How good is Google Drive’s image recognition engine?
Search everything. Search by keyword and filter by file type, owner and more. … We also use image recognition so that if you drag and drop photos from your Grand Canyon trip into Drive, you can later search for [grand canyon] and photos of its gorges should pop up. This technology is still in its early stages, and we expect it to get better over time.
This sparked my curiosity, so I evaluated Google Drive’s performance like I would with the image recognition frameworks I do my research on. First I uploaded an image dataset and with images containing known objects and then counted how many of the pictures Google Drive’s search would find, if I search for these objects.
As dataset I used the popular Caltech 101 dataset containing pictures of objects belonging to 101 different categories. There are about 40 to 800 images per category and roughly 4500 images in total. While being far from perfect, it is a well-known contender.
These are my first finding:
Google Drive only finds a fraction of the images, but the images it finds it categorizes correctly.
- In numbers: Precision is 83% (std=36%) and the recall is 8% (std=11%) (averaged over all categories)
- The best results it achieves for the two ‘comic’ categories ‘Snoopy’ and ‘Garfield’ and for iconic symbols like the dollar bill and the stop sign.

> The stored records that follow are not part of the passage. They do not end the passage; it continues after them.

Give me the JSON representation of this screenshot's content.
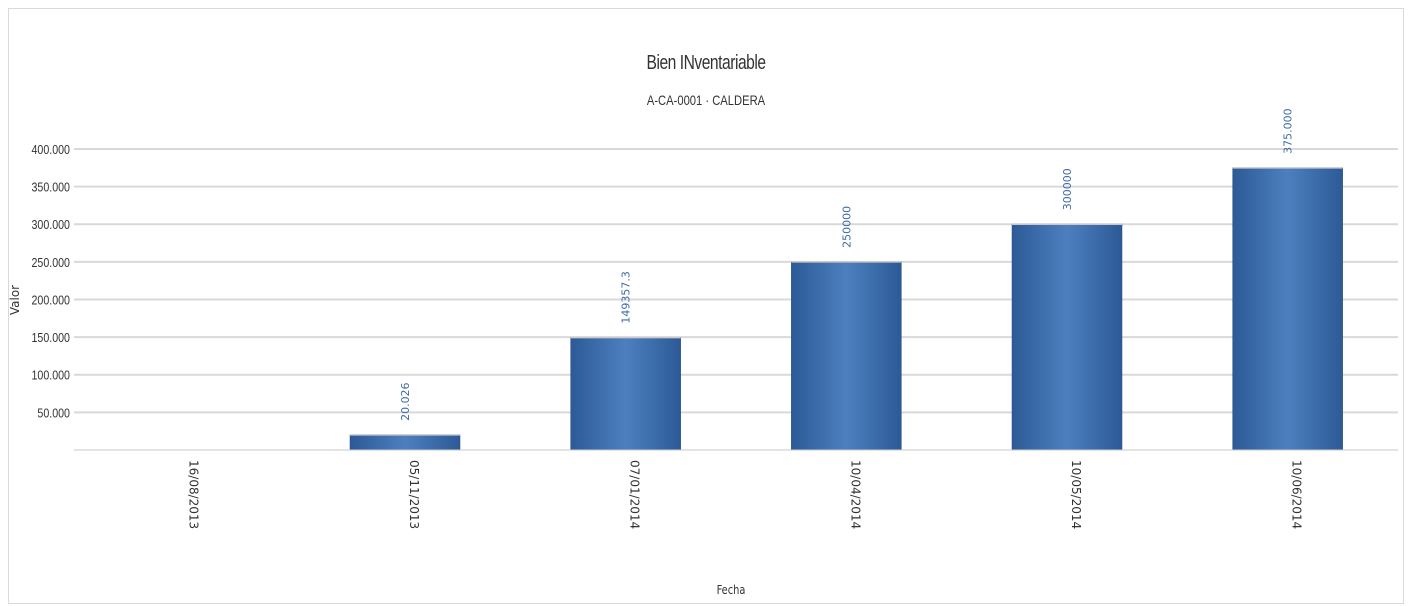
{
  "chart_data": {
    "type": "bar",
    "title": "Bien INventariable",
    "subtitle": "A-CA-0001 · CALDERA",
    "xlabel": "Fecha",
    "ylabel": "Valor",
    "categories": [
      "16/08/2013",
      "05/11/2013",
      "07/01/2014",
      "10/04/2014",
      "10/05/2014",
      "10/06/2014"
    ],
    "values": [
      0,
      20026,
      149357.3,
      250000,
      300000,
      375000
    ],
    "data_labels": [
      "",
      "20.026",
      "149357.3",
      "250000",
      "300000",
      "375.000"
    ],
    "ylim": [
      0,
      400000
    ],
    "yticks": [
      50000,
      100000,
      150000,
      200000,
      250000,
      300000,
      350000,
      400000
    ],
    "ytick_labels": [
      "50.000",
      "100.000",
      "150.000",
      "200.000",
      "250.000",
      "300.000",
      "350.000",
      "400.000"
    ],
    "grid": true,
    "colors": {
      "bar_dark": "#2c5a96",
      "bar_light": "#4d7fbf",
      "grid": "#d9d9d9",
      "label": "#3f6aa8"
    }
  }
}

- As the The Caltech 101 dataset was created using Google’s image search the high precision is at least partly a result of a ‘simple’ duplicate detection with the Google index and not of a successful similarity search.
As all vision systems working in such an unconstrained environment they are far from being actually usable. One cannot rely on them, but once or twice they will surprise you by adding an image to the result list, that one hasn’t thought of.
- Google Drive uses Google Goggles image recognition technology, which details are not public. External experts assume, that they don’t differ much from other state of the art approaches.
- Link to the result table
* The numbers are not comparable 1-to-1 as both use a different evaluation approach. The Matlab script assigns to each image of the dataset its most likely class, while google drive tries to find a concept or object in the image.